Glendale resident Mat Davis, clad in black gloves, ripped a charred tree from its roots and tossed it into the shrubbery of Deukmejian Wilderness Park. He then grabbed a “Pulaski” — a half ax, half pick trail-construction tool — to dig out the burnt tree stump.

PHOTOS: Volunteers are the backbone at Deukmejian Wilderness Park

Davis, 21, was one of roughly a dozen participants cutting weeds and smoothing the dirt path to restore one of the park’s trails at the city’s trail building workshop on Saturday.

“He’s got quite a challenge there,” said volunteer and workshop instructor Karen Buehler, also known as “trail boss.”

For two weeks, volunteer crews have been working on restoring the historic “Boy Scout Trail,” which was one of the many park trails destroyed in the 2009 Station fire.

“They were a mess, they were unsafe,” said Marc Stirdivant, senior administrative analyst for Glendale’s community services and parks department, of the park’s trails. The park was closed for nine months, he added.

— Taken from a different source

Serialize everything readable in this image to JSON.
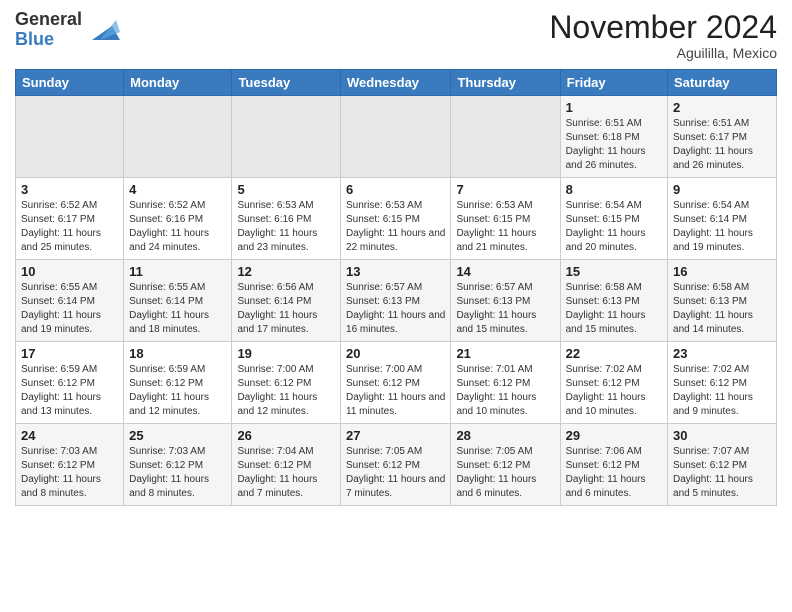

But since the massive fire, trail crews have restored more than four miles of trails, Buehler said.

Upon completion, the newest trail will be renamed the “Vineyard Trail” after the LeMesnagers, a family of grape-growers who supplied grapes to Los Angeles wineries.

The trail leads to what used to be the family’s ranch, Stirdivant said. The city’s trail and open spaces program is sponsored by the Glendale Open Spaces and Parks Foundation.

Buehler estimated that the historic trail will take another month and a half to complete, with more than 80 man hours already under the crew’s belt.

“What we’re trying to do with the volunteers is lend a hand to Mother Nature — she does most of the work,” Stirdivant said.

Once completed, the trail — which is less than a half a mile long — will give hikers a less strenuous hiking option, Stirdivant said.

First-time volunteer Frank Carlsen, who’s lived at the bottom of the park all his life, remembers climbing the mountains behind his home as a child.

“I’ve been hiking up here all my life,” the 58-year-old said, taking a break from cutting weeds and shrubbery. “Looking back at all the playing around we did up here, the trails we built ourselves, I thought I’d come up and learn the right way.”